Madison Turners (Turnverein) is a non-profit organization that was formed in 1855 by German settlers. Although our founders were German today our membership is made up of a diverse group of people from all walks of life that believe in our motto “a sound mind in a sound body.”
We strive to:
- Make possible the development of a sound mind. We sponsor lectures, debates, social functions, craft and hobby instructions, and more. We also participate in community and other organizations' activities when the purpose and aims are mutual.
- Make possible the development of a sound body. We operate a school of gymnastics and offer volleyball and other sports and activities.
- The school admits students of any race, color, gender, national and ethnic origin and does not discriminate for any reason. All our activities are open to members and non-members.
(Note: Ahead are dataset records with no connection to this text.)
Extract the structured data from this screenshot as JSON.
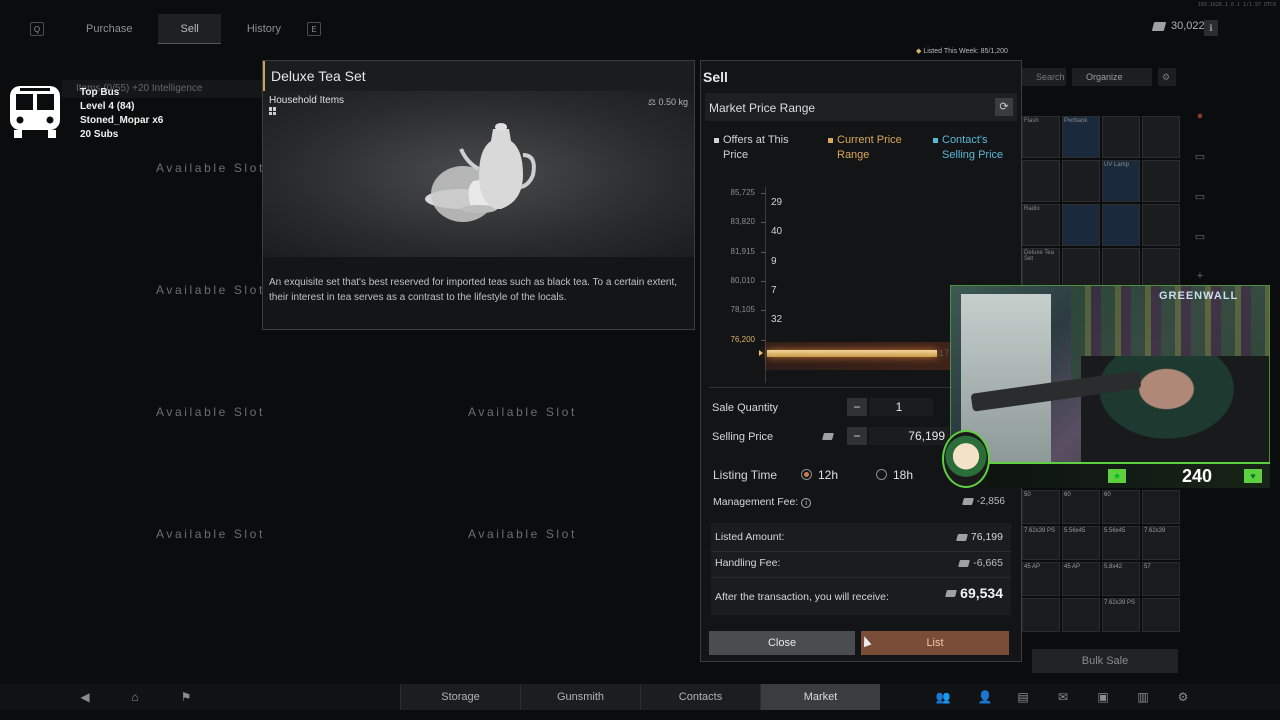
{
  "nav": {
    "left_key": "Q",
    "tabs": [
      {
        "label": "Purchase"
      },
      {
        "label": "Sell"
      },
      {
        "label": "History"
      }
    ],
    "right_key": "E",
    "active_tab": "Sell"
  },
  "header": {
    "currency_amount": "30,022K",
    "info_icon": "info-icon"
  },
  "streamer": {
    "lines": [
      "Top Bus",
      "Level 4  (84)",
      "Stoned_Mopar x6",
      "20 Subs"
    ],
    "behind_text": "Items (0/55)  +20  Intelligence"
  },
  "slots": {
    "label": "Available Slot"
  },
  "item": {
    "title": "Deluxe Tea Set",
    "category": "Household Items",
    "weight": "0.50 kg",
    "description": "An exquisite set that's best reserved for imported teas such as black tea. To a certain extent, their interest in tea serves as a contrast to the lifestyle of the locals."
  },
  "sell": {
    "listed_this_week": "Listed This Week: 85/1,200",
    "title": "Sell",
    "market_price_range": "Market Price Range",
    "legend": [
      {
        "label": "Offers at This Price",
        "color": "#d0d3d5"
      },
      {
        "label": "Current Price Range",
        "color": "#d9a75a"
      },
      {
        "label": "Contact's Selling Price",
        "color": "#5ab8d8"
      }
    ],
    "sale_quantity_label": "Sale Quantity",
    "sale_quantity": "1",
    "selling_price_label": "Selling Price",
    "selling_price": "76,199",
    "listing_time_label": "Listing Time",
    "listing_options": [
      "12h",
      "18h"
    ],
    "selected_listing": "12h",
    "management_fee_label": "Management Fee:",
    "management_fee": "-2,856",
    "listed_amount_label": "Listed Amount:",
    "listed_amount": "76,199",
    "handling_fee_label": "Handling Fee:",
    "handling_fee": "-6,665",
    "receive_label": "After the transaction, you will receive:",
    "receive_amount": "69,534",
    "close_label": "Close",
    "list_label": "List"
  },
  "chart_data": {
    "type": "bar",
    "title": "Market Price Range",
    "orientation": "horizontal",
    "categories": [
      "85,725",
      "83,820",
      "81,915",
      "80,010",
      "78,105",
      "76,200"
    ],
    "values": [
      29,
      40,
      9,
      7,
      32,
      17
    ],
    "current_price_category": "76,200",
    "current_bar_label": "17"
  },
  "inventory": {
    "search_label": "Search",
    "organize_label": "Organize",
    "top_items": [
      "Flash",
      "Pwrbank",
      "",
      "",
      "",
      "",
      "UV Lamp",
      "",
      "Radio",
      "",
      "",
      "",
      "Deluxe Tea Set",
      "",
      "",
      ""
    ],
    "ammo_items": [
      "50",
      "60",
      "60",
      "",
      "7.62x39 PS",
      "5.56x45",
      "5.56x45",
      "7.62x39",
      "45 AP",
      "45 AP",
      "5.8x42",
      "57",
      "",
      "",
      "7.62x39 PS",
      ""
    ],
    "bulk_sale_label": "Bulk Sale"
  },
  "webcam": {
    "sign_text": "GREENWALL",
    "hud_value": "240"
  },
  "bottom": {
    "tabs": [
      "Storage",
      "Gunsmith",
      "Contacts",
      "Market"
    ],
    "active_tab": "Market"
  }
}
History of the American Turners
The Turners organization was founded in Germany in 1811 by German revolutionary and patriot Frederick Ludwig Jahn. Their purpose was to overthrow Napoleon, who had conquered Prussia and have a unified Germany.
The Turners became very powerful both physically and politically and in 1848 helped spark a revolution to make Germany a republic. They were defeated, and over 600,000 Germans were exiled.
The first Turner society in the United States was organized in 1848 in Cincinnati, Ohio. These '48ers, as they were called, created vigorous athletic, cultural and social societies throughout the country.
Once here in the United States, they faced the prejudice of such groups as the Know-Nothings, but prevailed and fought for their principles and their new country in the Civil War. At the outset of the Civil War, the Turners were among the first to respond to the call to arms and enlist in the Union Army.
Turners have actively opposed all forms of oppression and have long been champions of equal rights. The Turners supported women's suffrage, and it was from the Normal School at Milwaukee Turners that the first female physical education teacher graduated in 1875. The American Turners also developed much that is used today in Physical Education.
While German used to be the official language of the American Turners, membership and officer positions have long since been open to all Americans.
Although there were hundreds of Turner Societies in the United States at the turn of the 20th century, only about 65 still remain; most are east of the Mississippi. The active societies in Wisconsin are Sheboygan, Madison, Milwaukee, and East Side Turners.